Solve equation $\exp(ax)+\exp(bx)=1$

The equation is $$ \exp\left(ax\right)+\exp\left(bx\right)=1, $$ where $a$ and $b$ are known real constants, $x$ is unknown. I would like to have the solution in form of relatively known special function (something like Lambert $W$ function, or generalized hyper-geometric $F$).

Solution 1:

If we place $y=\exp(x)$ we can rewrite the problema as: $$y^a+y^b=1$$ Such trinomial equation is a particular case of more general: $$y^a+z y^b=1$$ where we have supposed $a>b$. The solution of the trinomial equation can be found by means of Lagrange inversion series or also by Mellin transform as: $$y(a,b,z)=\frac{1}{a}\sum_{r=0}\frac{\Gamma\left(\frac{1+rb}{a}\right)}{\Gamma\left(\frac{1+rb}{a}+1-r\right)r!}(-1)^rz^r$$ So $$x(a,b)=\log\left[\frac{1}{a}\sum_{r=0}\frac{\Gamma\left(\frac{1+rb}{a}\right)}{\Gamma\left(\frac{1+rb}{a}+1-r\right)r!}(-1)^r\right]$$ References

"The Functions of Mathematical Physics ", 1986, Harry Hochstadt

** EDITED to fix several typos **

Solution 2:

Assuming that "a" and "b" are not zero, this equation does not have any explicit solution except if, say, "b" is a multiple of "a".
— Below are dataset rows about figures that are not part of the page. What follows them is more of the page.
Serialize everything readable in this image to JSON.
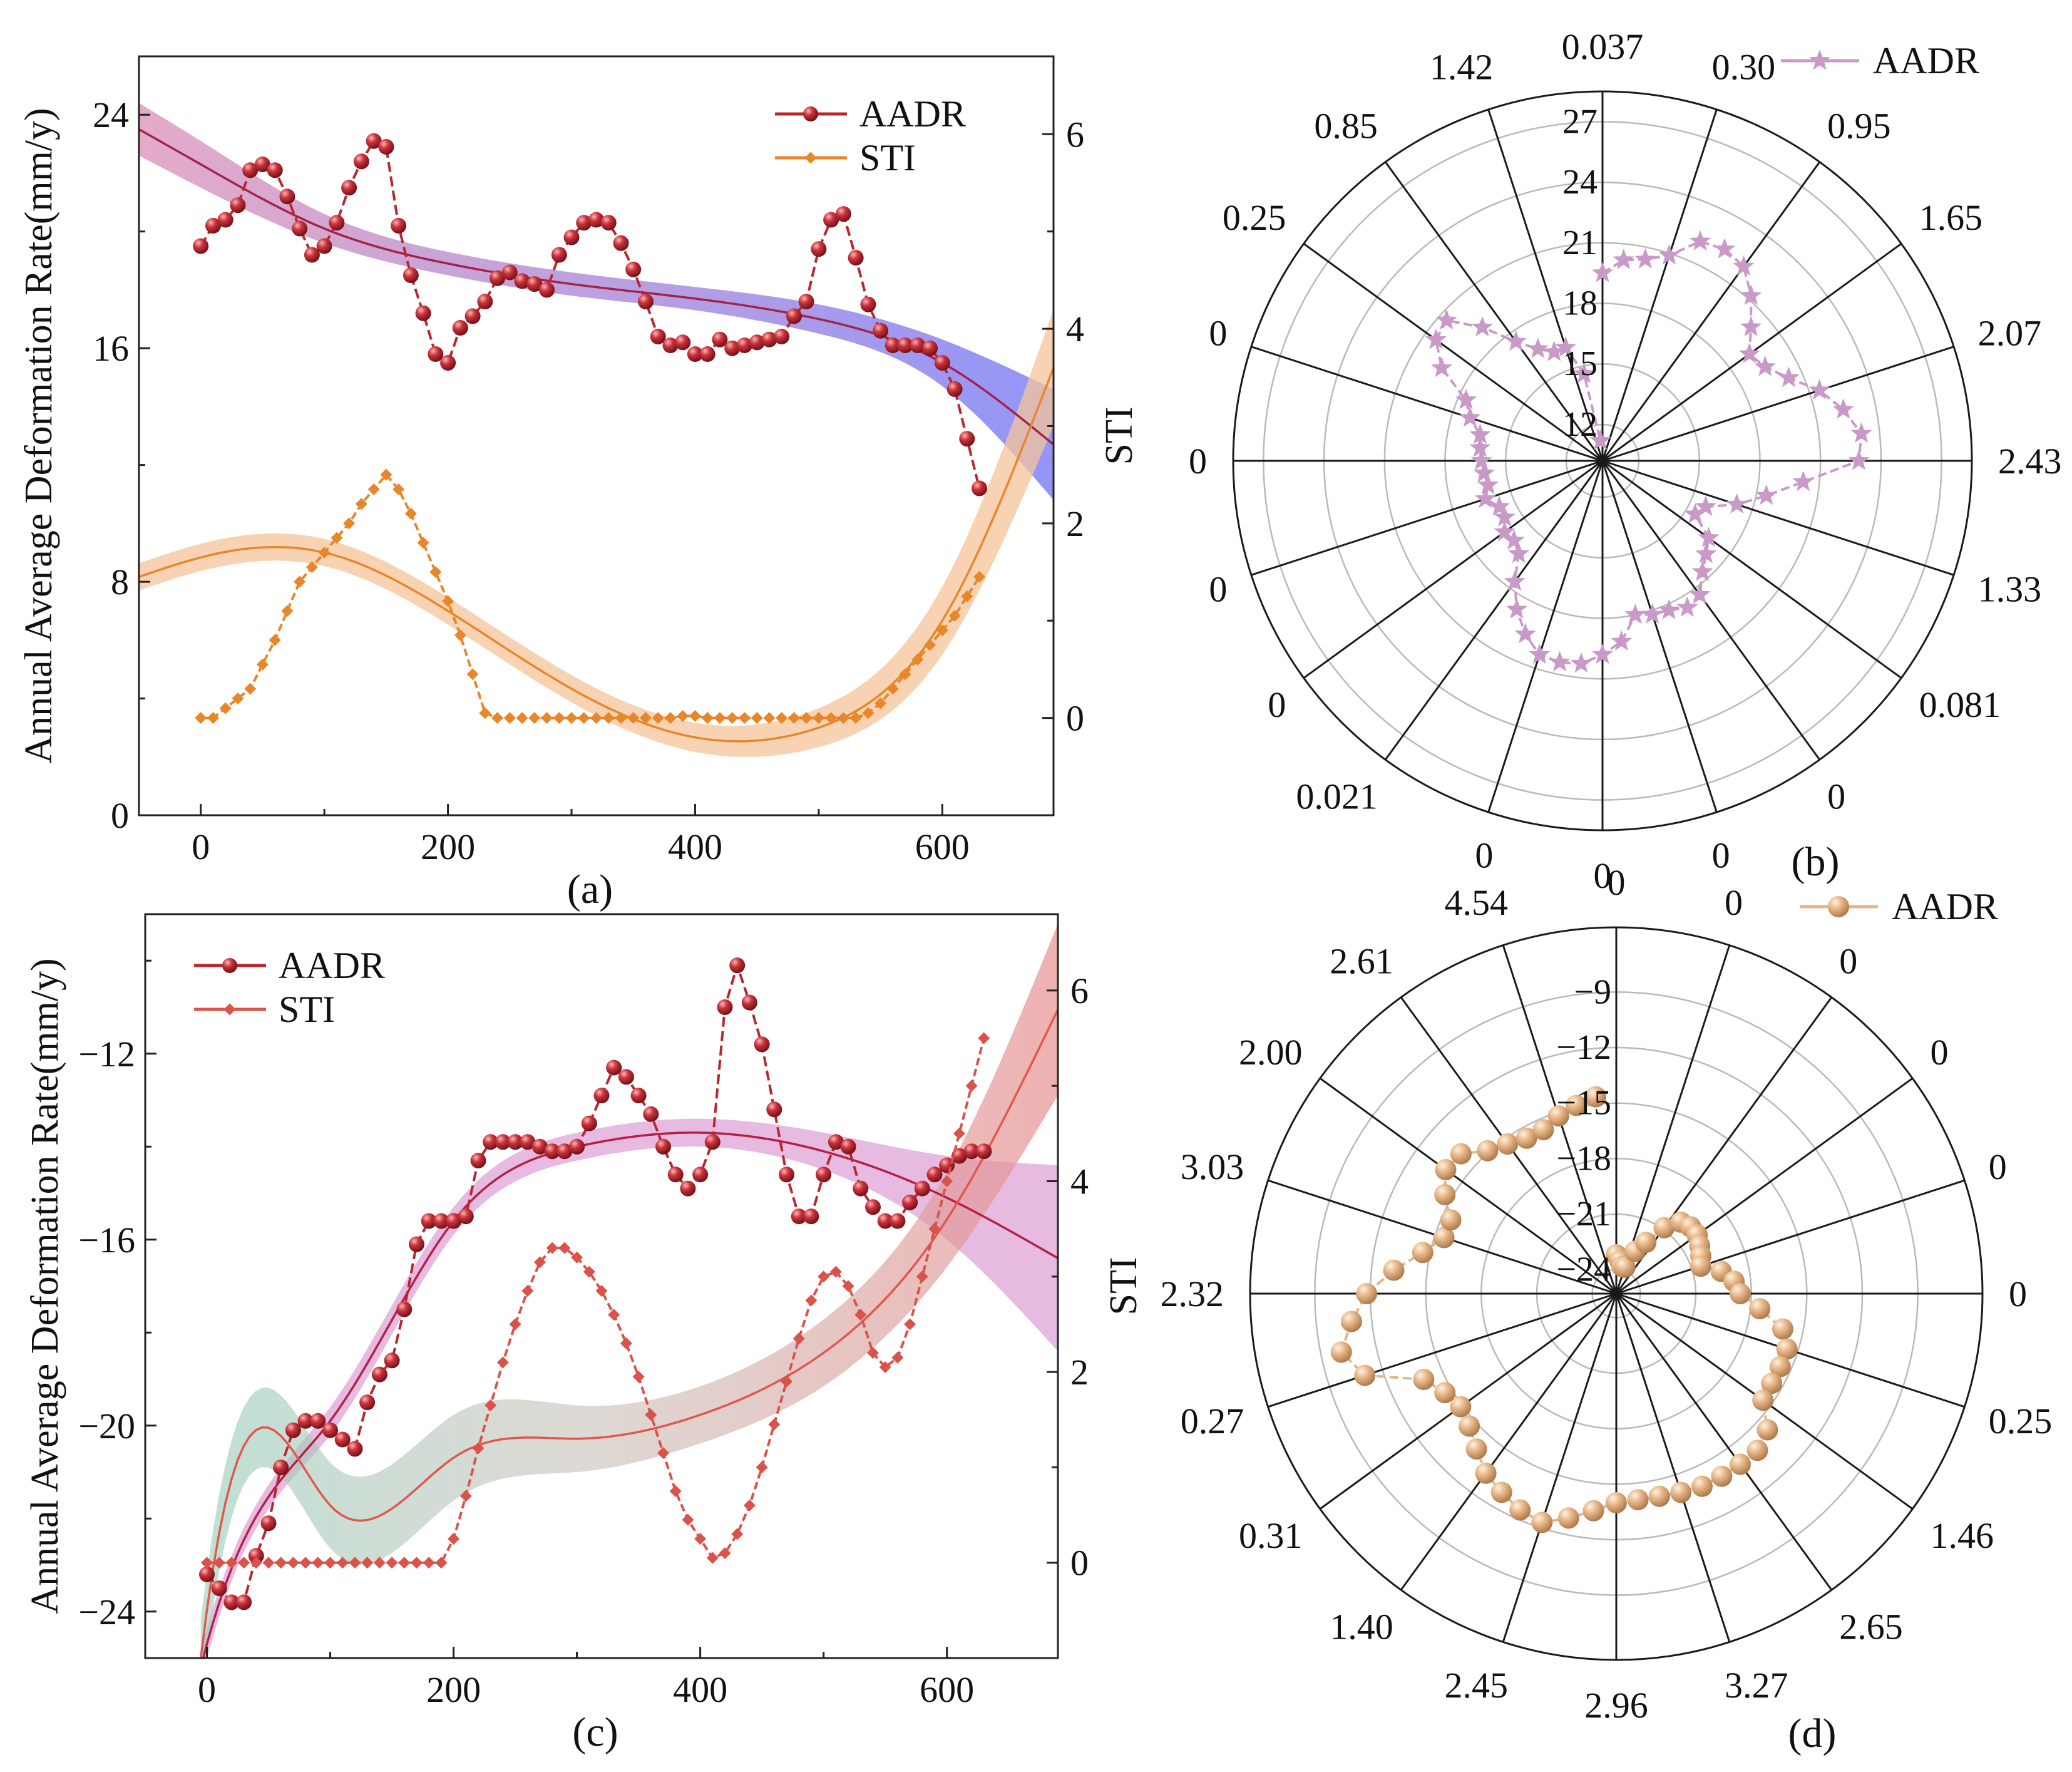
{
  "chart_data": [
    {
      "panel": "a",
      "panel_label": "(a)",
      "type": "line",
      "ylabel": "Annual Average Deformation Rate(mm/y)",
      "y2label": "STI",
      "xlim": [
        -50,
        690
      ],
      "ylim": [
        0,
        26
      ],
      "y2lim": [
        -1,
        6.8
      ],
      "xticks": [
        0,
        200,
        400,
        600
      ],
      "yticks": [
        0,
        8,
        16,
        24
      ],
      "y2ticks": [
        0,
        2,
        4,
        6
      ],
      "legend_position": "top-right",
      "colors": {
        "aadr": "#b8262e",
        "sti": "#e8862a",
        "band_aadr_start": "#d98fb8",
        "band_aadr_end": "#7f7cf2",
        "band_sti": "#f6c49a"
      },
      "series": [
        {
          "name": "AADR",
          "axis": "left",
          "marker": "sphere",
          "x": [
            0,
            10,
            20,
            30,
            40,
            50,
            60,
            70,
            80,
            90,
            100,
            110,
            120,
            130,
            140,
            150,
            160,
            170,
            180,
            190,
            200,
            210,
            220,
            230,
            240,
            250,
            260,
            270,
            280,
            290,
            300,
            310,
            320,
            330,
            340,
            350,
            360,
            370,
            380,
            390,
            400,
            410,
            420,
            430,
            440,
            450,
            460,
            470,
            480,
            490,
            500,
            510,
            520,
            530,
            540,
            550,
            560,
            570,
            580,
            590,
            600,
            610,
            620,
            630
          ],
          "y": [
            19.5,
            20.2,
            20.4,
            20.9,
            22.1,
            22.3,
            22.1,
            21.2,
            20.1,
            19.2,
            19.5,
            20.3,
            21.5,
            22.4,
            23.1,
            22.9,
            20.2,
            18.5,
            17.2,
            15.8,
            15.5,
            16.7,
            17.1,
            17.6,
            18.4,
            18.6,
            18.3,
            18.2,
            18.0,
            19.2,
            19.8,
            20.3,
            20.4,
            20.3,
            19.6,
            18.7,
            17.6,
            16.4,
            16.1,
            16.2,
            15.8,
            15.8,
            16.3,
            16.0,
            16.1,
            16.2,
            16.3,
            16.4,
            17.1,
            17.6,
            19.4,
            20.4,
            20.6,
            19.1,
            17.5,
            16.6,
            16.1,
            16.1,
            16.1,
            16.0,
            15.5,
            14.6,
            12.9,
            11.2
          ]
        },
        {
          "name": "STI",
          "axis": "right",
          "marker": "diamond",
          "x": [
            0,
            10,
            20,
            30,
            40,
            50,
            60,
            70,
            80,
            90,
            100,
            110,
            120,
            130,
            140,
            150,
            160,
            170,
            180,
            190,
            200,
            210,
            220,
            230,
            240,
            250,
            260,
            270,
            280,
            290,
            300,
            310,
            320,
            330,
            340,
            350,
            360,
            370,
            380,
            390,
            400,
            410,
            420,
            430,
            440,
            450,
            460,
            470,
            480,
            490,
            500,
            510,
            520,
            530,
            540,
            550,
            560,
            570,
            580,
            590,
            600,
            610,
            620,
            630
          ],
          "y": [
            0.0,
            0.0,
            0.1,
            0.2,
            0.3,
            0.55,
            0.8,
            1.1,
            1.4,
            1.55,
            1.7,
            1.85,
            2.0,
            2.2,
            2.35,
            2.5,
            2.35,
            2.1,
            1.8,
            1.5,
            1.2,
            0.85,
            0.45,
            0.05,
            0.0,
            0.0,
            0.0,
            0.0,
            0.0,
            0.0,
            0.0,
            0.0,
            0.0,
            0.0,
            0.0,
            0.0,
            0.0,
            0.0,
            0.0,
            0.02,
            0.02,
            0.0,
            0.0,
            0.0,
            0.0,
            0.0,
            0.0,
            0.0,
            0.0,
            0.0,
            0.0,
            0.0,
            0.0,
            0.0,
            0.05,
            0.15,
            0.3,
            0.45,
            0.6,
            0.75,
            0.9,
            1.05,
            1.25,
            1.45
          ]
        }
      ],
      "fits": [
        {
          "of": "AADR",
          "axis": "left",
          "x": [
            -50,
            0,
            100,
            200,
            300,
            400,
            500,
            600,
            690
          ],
          "y": [
            23.5,
            22.3,
            20.1,
            18.9,
            18.2,
            17.7,
            17.0,
            15.5,
            12.7
          ],
          "band": [
            0.9,
            0.8,
            0.5,
            0.4,
            0.4,
            0.4,
            0.5,
            0.8,
            1.9
          ]
        },
        {
          "of": "STI",
          "axis": "right",
          "x": [
            -50,
            0,
            100,
            200,
            300,
            400,
            500,
            600,
            690
          ],
          "y": [
            1.45,
            1.65,
            1.7,
            1.1,
            0.3,
            -0.2,
            -0.1,
            1.0,
            3.6
          ],
          "band": [
            0.14,
            0.14,
            0.14,
            0.14,
            0.14,
            0.15,
            0.2,
            0.35,
            0.6
          ]
        }
      ]
    },
    {
      "panel": "b",
      "panel_label": "(b)",
      "type": "polar",
      "series_name": "AADR",
      "marker": "star",
      "color": "#c99ac8",
      "rlim": [
        10.2,
        28.5
      ],
      "rticks": [
        12,
        15,
        18,
        21,
        24,
        27
      ],
      "spoke_labels_cw_from_top": [
        "0.037",
        "0.30",
        "0.95",
        "1.65",
        "2.07",
        "2.43",
        "1.33",
        "0.081",
        "0",
        "0",
        "0",
        "0",
        "0.021",
        "0",
        "0",
        "0",
        "0",
        "0.25",
        "0.85",
        "1.42"
      ],
      "theta_deg": [
        0,
        6,
        12,
        18,
        24,
        30,
        36,
        42,
        48,
        54,
        60,
        66,
        72,
        78,
        84,
        90,
        96,
        102,
        108,
        114,
        120,
        126,
        132,
        138,
        144,
        150,
        156,
        162,
        168,
        174,
        180,
        186,
        192,
        198,
        204,
        210,
        216,
        222,
        228,
        234,
        240,
        246,
        252,
        258,
        264,
        270,
        276,
        282,
        288,
        294,
        300,
        306,
        312,
        318,
        324,
        330,
        336,
        342,
        348,
        354
      ],
      "r": [
        19.5,
        20.2,
        20.4,
        20.9,
        22.1,
        22.3,
        22.1,
        21.2,
        20.1,
        19.2,
        19.5,
        20.3,
        21.5,
        22.4,
        23.1,
        22.9,
        20.2,
        18.5,
        17.2,
        15.8,
        15.5,
        16.7,
        17.1,
        17.6,
        18.4,
        18.6,
        18.3,
        18.2,
        18.0,
        19.2,
        19.8,
        20.3,
        20.4,
        20.3,
        19.6,
        18.7,
        17.6,
        16.4,
        16.1,
        16.2,
        15.8,
        15.8,
        16.3,
        16.0,
        16.1,
        16.2,
        16.3,
        16.4,
        17.1,
        17.6,
        19.4,
        20.4,
        20.6,
        19.1,
        17.5,
        16.6,
        16.1,
        16.1,
        14.6,
        11.2
      ]
    },
    {
      "panel": "c",
      "panel_label": "(c)",
      "type": "line",
      "ylabel": "Annual Average Deformation Rate(mm/y)",
      "y2label": "STI",
      "xlim": [
        -50,
        690
      ],
      "ylim": [
        -25,
        -9
      ],
      "y2lim": [
        -1,
        6.8
      ],
      "xticks": [
        0,
        200,
        400,
        600
      ],
      "yticks": [
        -24,
        -20,
        -16,
        -12
      ],
      "y2ticks": [
        0,
        2,
        4,
        6
      ],
      "legend_position": "top-left",
      "colors": {
        "aadr": "#b8262e",
        "sti": "#d9534a",
        "band_aadr": "#d98fcc",
        "band_sti_start": "#a9d3c2",
        "band_sti_end": "#e8a0a0"
      },
      "series": [
        {
          "name": "AADR",
          "axis": "left",
          "marker": "sphere",
          "x": [
            0,
            10,
            20,
            30,
            40,
            50,
            60,
            70,
            80,
            90,
            100,
            110,
            120,
            130,
            140,
            150,
            160,
            170,
            180,
            190,
            200,
            210,
            220,
            230,
            240,
            250,
            260,
            270,
            280,
            290,
            300,
            310,
            320,
            330,
            340,
            350,
            360,
            370,
            380,
            390,
            400,
            410,
            420,
            430,
            440,
            450,
            460,
            470,
            480,
            490,
            500,
            510,
            520,
            530,
            540,
            550,
            560,
            570,
            580,
            590,
            600,
            610,
            620,
            630
          ],
          "y": [
            -23.2,
            -23.5,
            -23.8,
            -23.8,
            -22.8,
            -22.1,
            -20.9,
            -20.1,
            -19.9,
            -19.9,
            -20.1,
            -20.3,
            -20.5,
            -19.5,
            -18.9,
            -18.6,
            -17.5,
            -16.1,
            -15.6,
            -15.6,
            -15.6,
            -15.5,
            -14.3,
            -13.9,
            -13.9,
            -13.9,
            -13.9,
            -14.0,
            -14.1,
            -14.1,
            -14.0,
            -13.5,
            -12.9,
            -12.3,
            -12.5,
            -12.9,
            -13.3,
            -14.0,
            -14.6,
            -14.9,
            -14.6,
            -13.9,
            -11.0,
            -10.1,
            -10.9,
            -11.8,
            -13.2,
            -14.6,
            -15.5,
            -15.5,
            -14.6,
            -13.9,
            -14.0,
            -14.9,
            -15.3,
            -15.6,
            -15.6,
            -15.2,
            -14.9,
            -14.6,
            -14.4,
            -14.2,
            -14.1,
            -14.1
          ]
        },
        {
          "name": "STI",
          "axis": "right",
          "marker": "diamond",
          "x": [
            0,
            10,
            20,
            30,
            40,
            50,
            60,
            70,
            80,
            90,
            100,
            110,
            120,
            130,
            140,
            150,
            160,
            170,
            180,
            190,
            200,
            210,
            220,
            230,
            240,
            250,
            260,
            270,
            280,
            290,
            300,
            310,
            320,
            330,
            340,
            350,
            360,
            370,
            380,
            390,
            400,
            410,
            420,
            430,
            440,
            450,
            460,
            470,
            480,
            490,
            500,
            510,
            520,
            530,
            540,
            550,
            560,
            570,
            580,
            590,
            600,
            610,
            620,
            630
          ],
          "y": [
            0,
            0,
            0,
            0,
            0,
            0,
            0,
            0,
            0,
            0,
            0,
            0,
            0,
            0,
            0,
            0,
            0,
            0,
            0,
            0,
            0.25,
            0.7,
            1.2,
            1.65,
            2.1,
            2.5,
            2.85,
            3.15,
            3.3,
            3.3,
            3.2,
            3.05,
            2.85,
            2.6,
            2.3,
            1.95,
            1.55,
            1.15,
            0.75,
            0.45,
            0.25,
            0.05,
            0.1,
            0.3,
            0.6,
            1.0,
            1.45,
            1.9,
            2.35,
            2.75,
            3.0,
            3.05,
            2.9,
            2.6,
            2.2,
            2.05,
            2.15,
            2.5,
            3.0,
            3.5,
            4.0,
            4.5,
            5.0,
            5.5
          ]
        }
      ],
      "fits": [
        {
          "of": "AADR",
          "axis": "left",
          "x": [
            -5,
            0,
            100,
            200,
            300,
            400,
            500,
            600,
            690
          ],
          "y": [
            -25.2,
            -24.7,
            -19.9,
            -15.6,
            -14.0,
            -13.7,
            -14.1,
            -15.1,
            -16.4
          ],
          "band": [
            0.35,
            0.33,
            0.3,
            0.3,
            0.3,
            0.3,
            0.4,
            0.9,
            2.0
          ]
        },
        {
          "of": "STI",
          "axis": "right",
          "x": [
            -5,
            0,
            100,
            200,
            300,
            400,
            500,
            600,
            690
          ],
          "y": [
            -1.0,
            -0.5,
            0.6,
            1.1,
            1.3,
            1.55,
            2.2,
            3.6,
            5.8
          ],
          "band": [
            0.4,
            0.4,
            0.45,
            0.45,
            0.35,
            0.3,
            0.35,
            0.5,
            0.9
          ]
        }
      ]
    },
    {
      "panel": "d",
      "panel_label": "(d)",
      "type": "polar",
      "series_name": "AADR",
      "marker": "sphere",
      "color": "#e0b58a",
      "rlim": [
        -25.3,
        -5.5
      ],
      "rticks": [
        -24,
        -21,
        -18,
        -15,
        -12,
        -9
      ],
      "spoke_labels_cw_from_top": [
        "0",
        "0",
        "0",
        "0",
        "0",
        "0",
        "0.25",
        "1.46",
        "2.65",
        "3.27",
        "2.96",
        "2.45",
        "1.40",
        "0.31",
        "0.27",
        "2.32",
        "3.03",
        "2.00",
        "2.61",
        "4.54"
      ],
      "theta_deg": [
        0,
        6,
        12,
        18,
        24,
        30,
        36,
        42,
        48,
        54,
        60,
        66,
        72,
        78,
        84,
        90,
        96,
        102,
        108,
        114,
        120,
        126,
        132,
        138,
        144,
        150,
        156,
        162,
        168,
        174,
        180,
        186,
        192,
        198,
        204,
        210,
        216,
        222,
        228,
        234,
        240,
        246,
        252,
        258,
        264,
        270,
        276,
        282,
        288,
        294,
        300,
        306,
        312,
        318,
        324,
        330,
        336,
        342,
        348,
        354
      ],
      "r": [
        -23.2,
        -23.5,
        -23.8,
        -23.8,
        -22.8,
        -22.1,
        -20.9,
        -20.1,
        -19.9,
        -19.9,
        -20.1,
        -20.3,
        -20.5,
        -19.5,
        -18.9,
        -18.6,
        -17.5,
        -16.1,
        -15.6,
        -15.6,
        -15.6,
        -15.5,
        -14.3,
        -13.9,
        -13.9,
        -13.9,
        -13.9,
        -14.0,
        -14.1,
        -14.1,
        -14.0,
        -13.5,
        -12.9,
        -12.3,
        -12.5,
        -12.9,
        -13.3,
        -14.0,
        -14.6,
        -14.9,
        -14.6,
        -13.9,
        -11.0,
        -10.1,
        -10.9,
        -11.8,
        -13.2,
        -14.6,
        -15.5,
        -15.5,
        -14.6,
        -13.9,
        -14.0,
        -14.9,
        -15.3,
        -15.6,
        -15.6,
        -15.2,
        -14.9,
        -14.6
      ]
    }
  ]
}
So, for the general case, this equation would be solved using a root-finder method such as Newton. What is nice is that, knowing the values of "a" and "b", a reasonably good guess of the solution can be easily made.

If you want to see that working, just give me the "a" and "b" you want and I shall post the path to solution for you.